Bug 2038 - winbindd_getgroups() may fail if not all domain groups have a gidNumber assigned
Summary: winbindd_getgroups() may fail if not all domain groups have a gidNumber assigned
Status: CLOSED FIXED
Alias: None
Product: Samba 3.0
Classification: Unclassified
Component: winbind (show other bugs)
Version: 3.0.8
Hardware: All All
: P3 major
Target Milestone: none
Assignee: Samba Bugzilla Account
QA Contact: Samba QA Contact
URL:
Keywords:
Depends on:
Blocks:
 
Reported: 2004-11-15 06:58 UTC by Johann Hanne
Modified: 2005-08-24 10:20 UTC (History)
0 users

See Also:


Attachments
Proposed patch (652 bytes, patch)
2004-11-15 07:00 UTC, Johann Hanne
no flags Details

Note You need to log in before you can comment on or make changes to this bug.
Description Johann Hanne 2004-11-15 06:58:56 UTC
This happens with Samba 3.0.8 configured as a domain member server (security = 
ADS), the domain being in w2k native mode.

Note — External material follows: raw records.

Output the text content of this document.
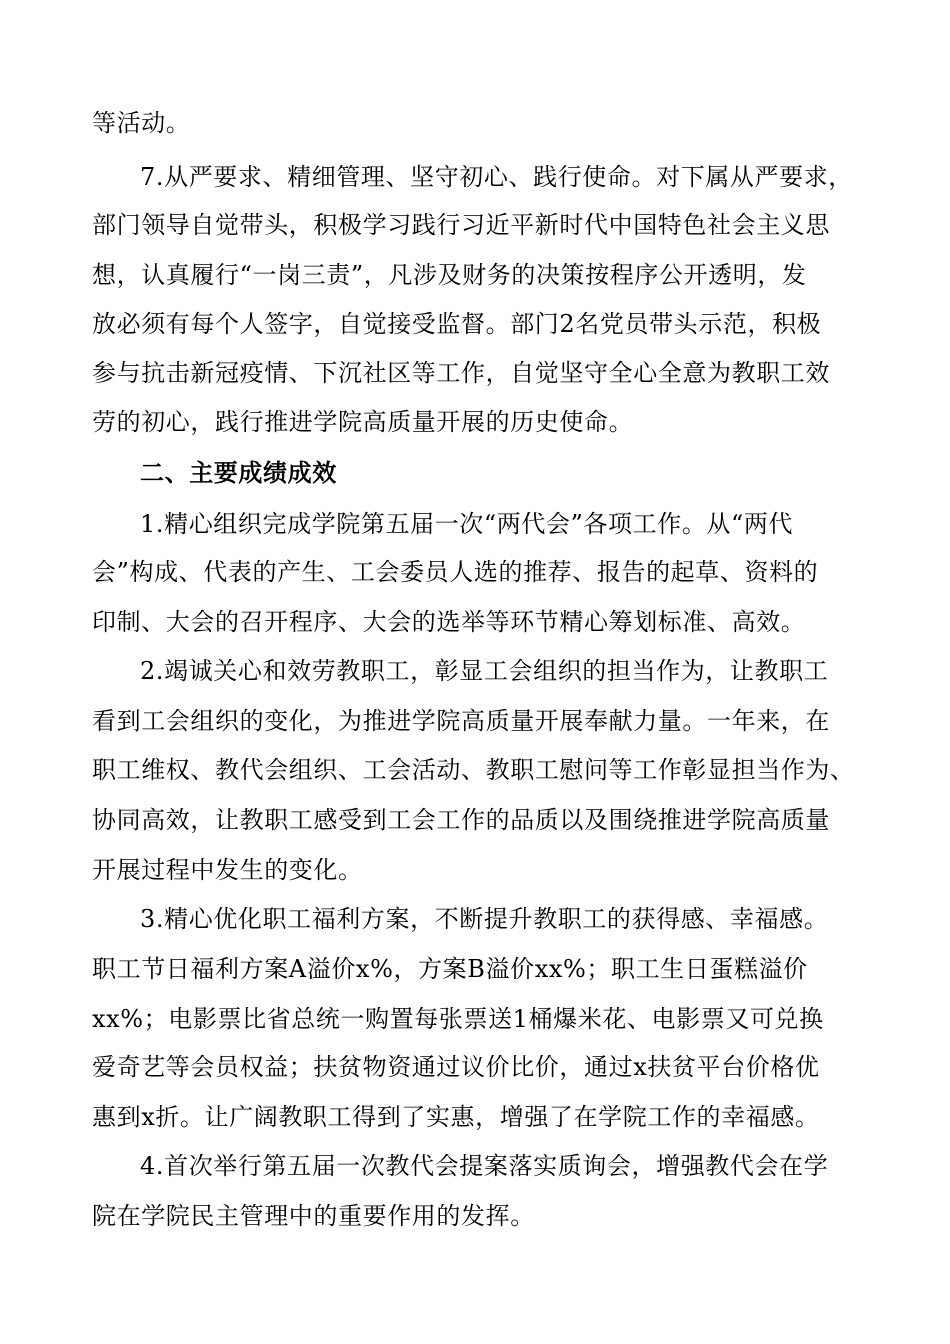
等活动。
7.从严要求、精细管理、坚守初心、践行使命。对下属从严要求，
部门领导自觉带头，积极学习践行习近平新时代中国特色社会主义思
想，认真履行“一岗三责”，凡涉及财务的决策按程序公开透明，发
放必须有每个人签字，自觉接受监督。部门2名党员带头示范，积极
参与抗击新冠疫情、下沉社区等工作，自觉坚守全心全意为教职工效
劳的初心，践行推进学院高质量开展的历史使命。
二、主要成绩成效
1.精心组织完成学院第五届一次“两代会”各项工作。从“两代
会”构成、代表的产生、工会委员人选的推荐、报告的起草、资料的
印制、大会的召开程序、大会的选举等环节精心筹划标准、高效。
2.竭诚关心和效劳教职工，彰显工会组织的担当作为，让教职工
看到工会组织的变化，为推进学院高质量开展奉献力量。一年来，在
职工维权、教代会组织、工会活动、教职工慰问等工作彰显担当作为、
协同高效，让教职工感受到工会工作的品质以及围绕推进学院高质量
开展过程中发生的变化。
3.精心优化职工福利方案，不断提升教职工的获得感、幸福感。
职工节日福利方案A溢价x%，方案B溢价xx%；职工生日蛋糕溢价
xx%；电影票比省总统一购置每张票送1桶爆米花、电影票又可兑换
爱奇艺等会员权益；扶贫物资通过议价比价，通过x扶贫平台价格优
惠到x折。让广阔教职工得到了实惠，增强了在学院工作的幸福感。
4.首次举行第五届一次教代会提案落实质询会，增强教代会在学
院在学院民主管理中的重要作用的发挥。
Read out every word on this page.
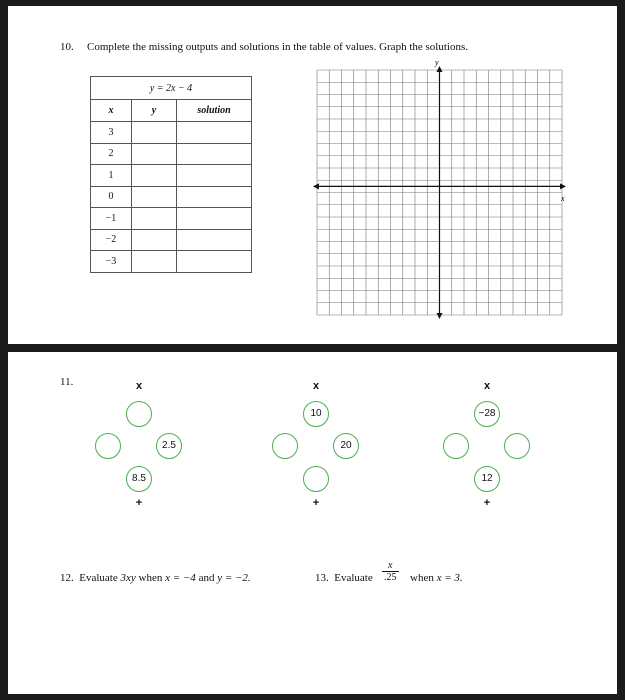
10. Complete the missing outputs and solutions in the table of values. Graph the solutions.
y = 2x − 4		
x	y	solution
3		
2		
1		
0		
−1		
−2		
−3		
x
y
11.	x
2.5
8.5
+
x
10
20
+
x
−28
12
+
12. Evaluate 3xy when x = −4 and y = −2.	13. Evaluate $\frac{x}{.25}$ when x = 3.
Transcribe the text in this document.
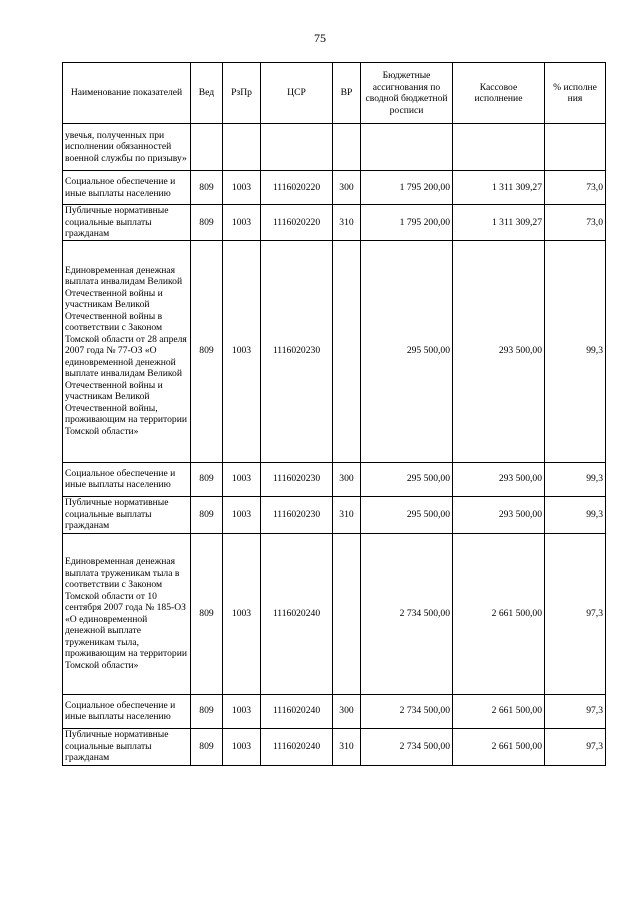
75
Наименование показателей	Вед	РзПр	ЦСР	ВР	Бюджетные ассигнования по сводной бюджетной росписи	Кассовое исполнение	% исполне ния
увечья, полученных при исполнении обязанностей военной службы по призыву»							
Социальное обеспечение и иные выплаты населению	809	1003	1116020220	300	1 795 200,00	1 311 309,27	73,0
Публичные нормативные социальные выплаты гражданам	809	1003	1116020220	310	1 795 200,00	1 311 309,27	73,0
Единовременная денежная выплата инвалидам Великой Отечественной войны и участникам Великой Отечественной войны в соответствии с Законом Томской области от 28 апреля 2007 года № 77-ОЗ «О единовременной денежной выплате инвалидам Великой Отечественной войны и участникам Великой Отечественной войны, проживающим на территории Томской области»	809	1003	1116020230		295 500,00	293 500,00	99,3
Социальное обеспечение и иные выплаты населению	809	1003	1116020230	300	295 500,00	293 500,00	99,3
Публичные нормативные социальные выплаты гражданам	809	1003	1116020230	310	295 500,00	293 500,00	99,3
Единовременная денежная выплата труженикам тыла в соответствии с Законом Томской области от 10 сентября 2007 года № 185-ОЗ «О единовременной денежной выплате труженикам тыла, проживающим на территории Томской области»	809	1003	1116020240		2 734 500,00	2 661 500,00	97,3
Социальное обеспечение и иные выплаты населению	809	1003	1116020240	300	2 734 500,00	2 661 500,00	97,3
Публичные нормативные социальные выплаты гражданам	809	1003	1116020240	310	2 734 500,00	2 661 500,00	97,3
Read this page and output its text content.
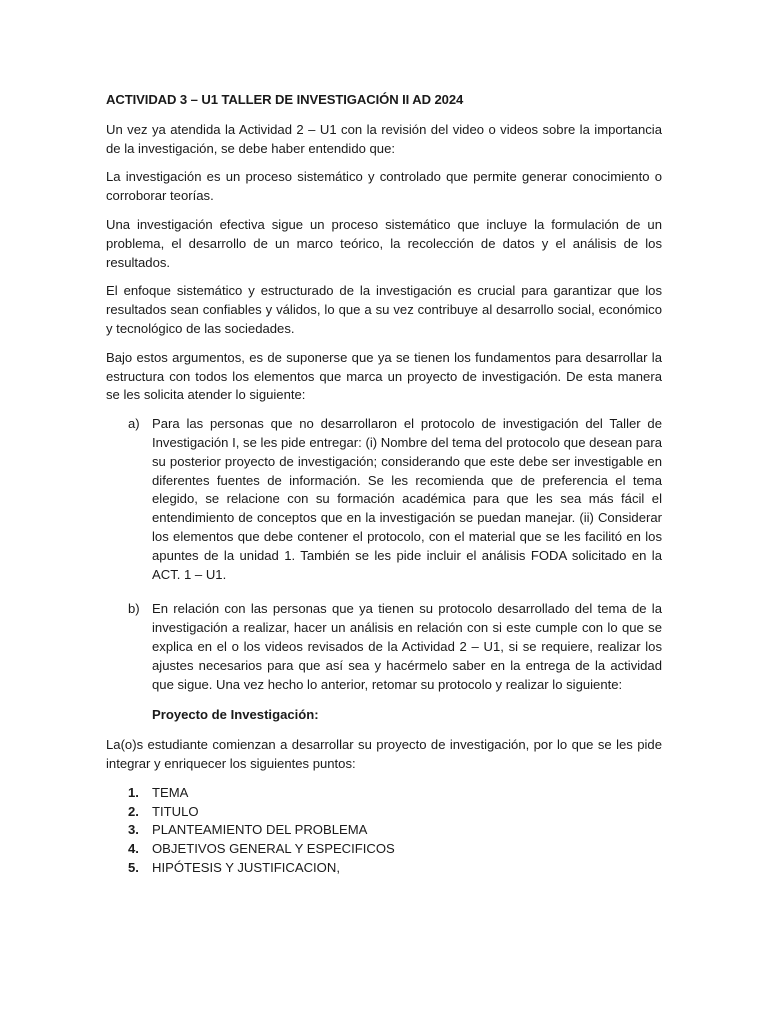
ACTIVIDAD 3 – U1 TALLER DE INVESTIGACIÓN II AD 2024

Un vez ya atendida la Actividad 2 – U1 con la revisión del video o videos sobre la importancia de la investigación, se debe haber entendido que:

La investigación es un proceso sistemático y controlado que permite generar conocimiento o corroborar teorías.

Una investigación efectiva sigue un proceso sistemático que incluye la formulación de un problema, el desarrollo de un marco teórico, la recolección de datos y el análisis de los resultados.

El enfoque sistemático y estructurado de la investigación es crucial para garantizar que los resultados sean confiables y válidos, lo que a su vez contribuye al desarrollo social, económico y tecnológico de las sociedades.

Bajo estos argumentos, es de suponerse que ya se tienen los fundamentos para desarrollar la estructura con todos los elementos que marca un proyecto de investigación. De esta manera se les solicita atender lo siguiente:

a) Para las personas que no desarrollaron el protocolo de investigación del Taller de Investigación I, se les pide entregar: (i) Nombre del tema del protocolo que desean para su posterior proyecto de investigación; considerando que este debe ser investigable en diferentes fuentes de información. Se les recomienda que de preferencia el tema elegido, se relacione con su formación académica para que les sea más fácil el entendimiento de conceptos que en la investigación se puedan manejar. (ii) Considerar los elementos que debe contener el protocolo, con el material que se les facilitó en los apuntes de la unidad 1. También se les pide incluir el análisis FODA solicitado en la ACT. 1 – U1.
b) En relación con las personas que ya tienen su protocolo desarrollado del tema de la investigación a realizar, hacer un análisis en relación con si este cumple con lo que se explica en el o los videos revisados de la Actividad 2 – U1, si se requiere, realizar los ajustes necesarios para que así sea y hacérmelo saber en la entrega de la actividad que sigue. Una vez hecho lo anterior, retomar su protocolo y realizar lo siguiente:
Proyecto de Investigación:

La(o)s estudiante comienzan a desarrollar su proyecto de investigación, por lo que se les pide integrar y enriquecer los siguientes puntos:

1. TEMA
2. TITULO
3. PLANTEAMIENTO DEL PROBLEMA
4. OBJETIVOS GENERAL Y ESPECIFICOS
5. HIPÓTESIS Y JUSTIFICACION,
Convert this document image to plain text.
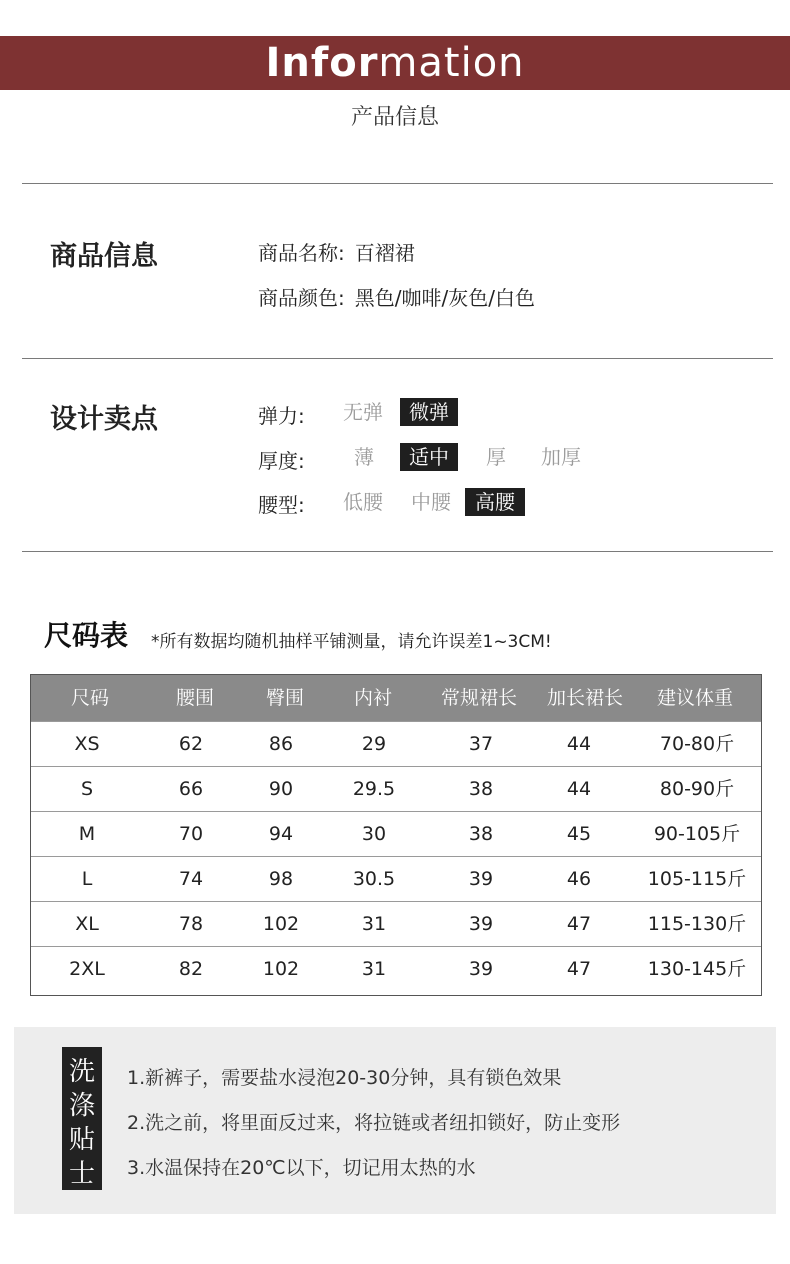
Information
产品信息
商品信息	商品名称: 百褶裙
商品颜色: 黑色/咖啡/灰色/白色
设计卖点	弹力:	无弹	微弹
厚度:	薄	适中	厚	加厚
腰型:	低腰	中腰	高腰
尺码表 *所有数据均随机抽样平铺测量，请允许误差1~3CM!
尺码	腰围	臀围	内衬	常规裙长	加长裙长	建议体重
XS	62	86	29	37	44	70-80斤
S	66	90	29.5	38	44	80-90斤
M	70	94	30	38	45	90-105斤
L	74	98	30.5	39	46	105-115斤
XL	78	102	31	39	47	115-130斤
2XL	82	102	31	39	47	130-145斤
洗
涤
贴
士
1.新裤子，需要盐水浸泡20-30分钟，具有锁色效果
2.洗之前，将里面反过来，将拉链或者纽扣锁好，防止变形
3.水温保持在20℃以下，切记用太热的水
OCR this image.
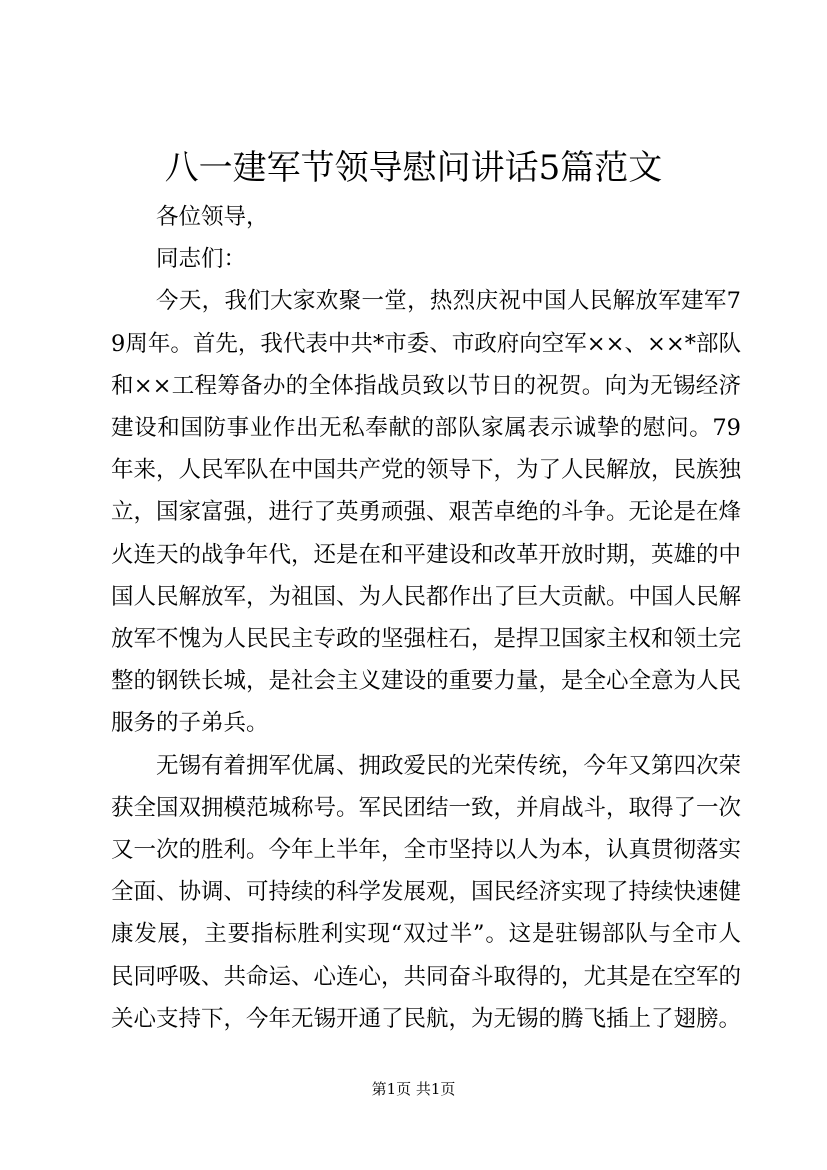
八一建军节领导慰问讲话5篇范文

各位领导，

同志们：

今天，我们大家欢聚一堂，热烈庆祝中国人民解放军建军79周年。首先，我代表中共*市委、市政府向空军××、××*部队和××工程筹备办的全体指战员致以节日的祝贺。向为无锡经济建设和国防事业作出无私奉献的部队家属表示诚挚的慰问。79年来，人民军队在中国共产党的领导下，为了人民解放，民族独立，国家富强，进行了英勇顽强、艰苦卓绝的斗争。无论是在烽火连天的战争年代，还是在和平建设和改革开放时期，英雄的中国人民解放军，为祖国、为人民都作出了巨大贡献。中国人民解放军不愧为人民民主专政的坚强柱石，是捍卫国家主权和领土完整的钢铁长城，是社会主义建设的重要力量，是全心全意为人民服务的子弟兵。

无锡有着拥军优属、拥政爱民的光荣传统，今年又第四次荣获全国双拥模范城称号。军民团结一致，并肩战斗，取得了一次又一次的胜利。今年上半年，全市坚持以人为本，认真贯彻落实全面、协调、可持续的科学发展观，国民经济实现了持续快速健康发展，主要指标胜利实现“双过半”。这是驻锡部队与全市人民同呼吸、共命运、心连心，共同奋斗取得的，尤其是在空军的关心支持下，今年无锡开通了民航，为无锡的腾飞插上了翅膀。

第1页 共1页
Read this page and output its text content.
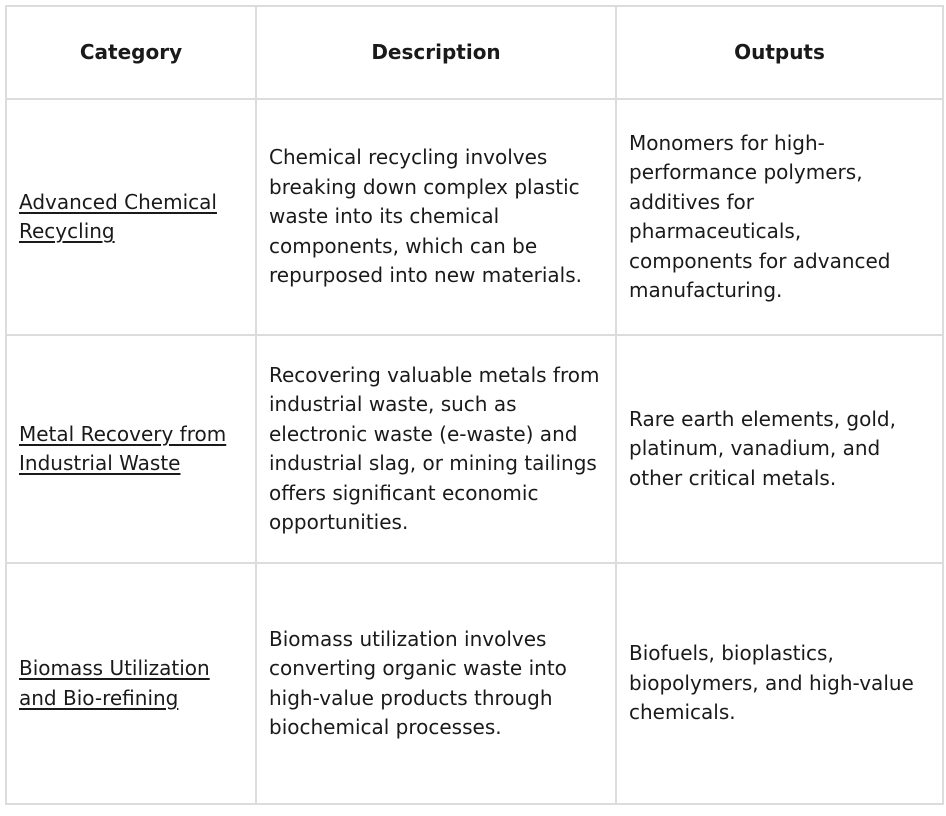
Category	Description	Outputs
Advanced Chemical Recycling	Chemical recycling involves breaking down complex plastic waste into its chemical components, which can be repurposed into new materials.	Monomers for high-performance polymers, additives for pharmaceuticals, components for advanced manufacturing.
Metal Recovery from Industrial Waste	Recovering valuable metals from industrial waste, such as electronic waste (e-waste) and industrial slag, or mining tailings offers significant economic opportunities.	Rare earth elements, gold, platinum, vanadium, and other critical metals.
Biomass Utilization and Bio-refining	Biomass utilization involves converting organic waste into high-value products through biochemical processes.	Biofuels, bioplastics, biopolymers, and high-value chemicals.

The following code appears twice in the winbindd_getgroups() function in 
nsswitch/winbindd_group.c.
--
if (gid_list == NULL)
  goto done;
--
It's within the two loops which iterate through the list of group memberships. 
This has the following consequence: If the loop is executed for the first time 
(examining the first group membership) and if THIS (i.e. the first) group has 
NO gidNumber assigned (i.e. add_gids_from_group_sid() fails), then the function 
fails completely ("goto done;"!), even if some other group (i.e. a non-first 
group) has a gidNumber assigned.

The code should either be removed completely (I see no reason why the function 
should fail, even if the user has NO unix group membership, this is valid 
scenario?!), or it should be at least moved to somewhere after the loops, so it 
only fails if no group has a gidNumber assigned (in fact a posix user must have 
a group memberships - the primary group; however, this doesn't need to be 
checked here, because getpwent() fails already if there is no primary group 
membership).
Comment 1 Johann Hanne 2004-11-15 07:00:24 UTC
Created attachment 772 [details]
Proposed patch
Comment 2 Jeremy Allison 2004-11-15 16:01:59 UTC
Looks good - applied. Moved this check to just before the return.
Jeremy.
Comment 3 Gerald (Jerry) Carter (dead mail address) 2005-02-09 09:10:39 UTC
This is fixed in 3.0.11 (by either guenther or volker) I think.
Comment 4 Gerald (Jerry) Carter (dead mail address) 2005-08-24 10:20:48 UTC
sorry for the same, cleaning up the database to prevent unecessary reopens of bugs.